Atatürk'ün babası Ali Rıza Efendi de Kocacık Nahiyesi'nde dünyaya geldi. Babası Ali Rıza Efendiye Alüş Efendi derlerdi.
Atatürk, özbeöz Türk olup, Konya ve Aydın yörelerinden gitme çok asil bir ailenin evladıdır.
Zübeyde Hanım'ın soyu Yörük'tür. Ailesi Fatih döneminde Karamanoğlu Beyliği'nin yıkılmasından sonra (1466), Balkanlarda fethedilen yerlerin Türkleştirilmesi için göç ettirilen ailelerdendir.
Konya bölgesinden geldikleri için bunlar, ismi ile resmi kayıtlara geçmiş ve böyle anılmıştır.
Aile, Vodina sancağının Sarıgöl nahiyesine yerleştirilir. Zübeyde'nin babası Sofuzade Feyzullah Ağa'dır.
Atatürk'ün kız kardeşi Makbule Hanım, Yörüklük için şunları söylemiştir: "Annem her zaman Yörük olmakla iftihar ederdi. Bir gün Atatürk'e, 'Yörük nedir?' diye sordum.

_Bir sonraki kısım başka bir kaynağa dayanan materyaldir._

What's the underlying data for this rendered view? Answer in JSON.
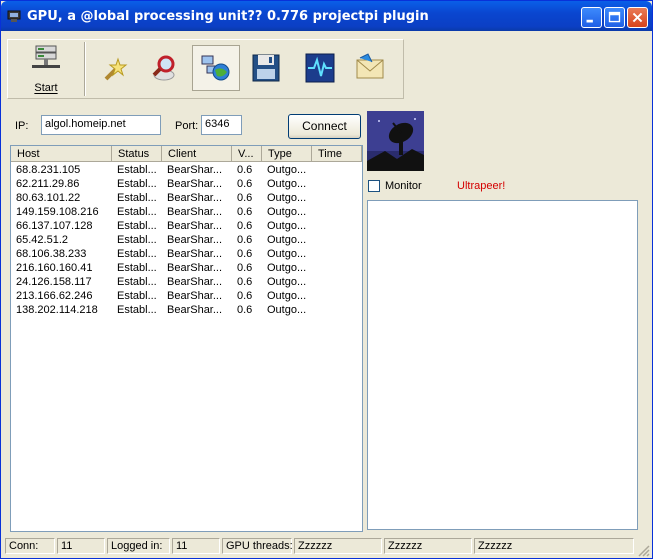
{
  "window": {
    "title": "GPU, a @lobal processing unit?? 0.776 projectpi plugin"
  },
  "toolbar": {
    "start_label": "Start",
    "tools": [
      {
        "name": "start-server-icon"
      },
      {
        "name": "wizard-icon"
      },
      {
        "name": "search-magnifier-icon"
      },
      {
        "name": "network-globe-icon"
      },
      {
        "name": "save-floppy-icon"
      },
      {
        "name": "monitor-waveform-icon"
      },
      {
        "name": "mail-envelope-icon"
      }
    ]
  },
  "connection": {
    "ip_label": "IP:",
    "ip_value": "algol.homeip.net",
    "port_label": "Port:",
    "port_value": "6346",
    "connect_label": "Connect"
  },
  "hosts_table": {
    "columns": [
      "Host",
      "Status",
      "Client",
      "V...",
      "Type",
      "Time"
    ],
    "rows": [
      [
        "68.8.231.105",
        "Establ...",
        "BearShar...",
        "0.6",
        "Outgo...",
        ""
      ],
      [
        "62.211.29.86",
        "Establ...",
        "BearShar...",
        "0.6",
        "Outgo...",
        ""
      ],
      [
        "80.63.101.22",
        "Establ...",
        "BearShar...",
        "0.6",
        "Outgo...",
        ""
      ],
      [
        "149.159.108.216",
        "Establ...",
        "BearShar...",
        "0.6",
        "Outgo...",
        ""
      ],
      [
        "66.137.107.128",
        "Establ...",
        "BearShar...",
        "0.6",
        "Outgo...",
        ""
      ],
      [
        "65.42.51.2",
        "Establ...",
        "BearShar...",
        "0.6",
        "Outgo...",
        ""
      ],
      [
        "68.106.38.233",
        "Establ...",
        "BearShar...",
        "0.6",
        "Outgo...",
        ""
      ],
      [
        "216.160.160.41",
        "Establ...",
        "BearShar...",
        "0.6",
        "Outgo...",
        ""
      ],
      [
        "24.126.158.117",
        "Establ...",
        "BearShar...",
        "0.6",
        "Outgo...",
        ""
      ],
      [
        "213.166.62.246",
        "Establ...",
        "BearShar...",
        "0.6",
        "Outgo...",
        ""
      ],
      [
        "138.202.114.218",
        "Establ...",
        "BearShar...",
        "0.6",
        "Outgo...",
        ""
      ]
    ]
  },
  "monitor": {
    "label": "Monitor",
    "checked": false,
    "ultrapeer_label": "Ultrapeer!",
    "ultrapeer_color": "#d40000"
  },
  "statusbar": {
    "conn_label": "Conn:",
    "conn_value": "11",
    "logged_label": "Logged in:",
    "logged_value": "11",
    "threads_label": "GPU threads:",
    "thread1": "Zzzzzz",
    "thread2": "Zzzzzz",
    "thread3": "Zzzzzz"
  },
  "colors": {
    "titlebar": "#0a46d0",
    "window_bg": "#ece9d8"
  }
}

Ağabeyim de bana 'Yürüyen Türkler' dedi. Yani Zübeyde Hanım da Türk'tür." (Başbakanlık Eski Müşaviri Şecaattin Zenginoğlu'nun Bilgi Çağındaki Türk Gençliğinin Yükselen Sesi - 1999, isimli kitabından)
Maalesef, Ehl-i Beyt'e karşı olanların Mustafa Kemal de bu soydan geldiği için ona da karşı olduklarını görüyoruz.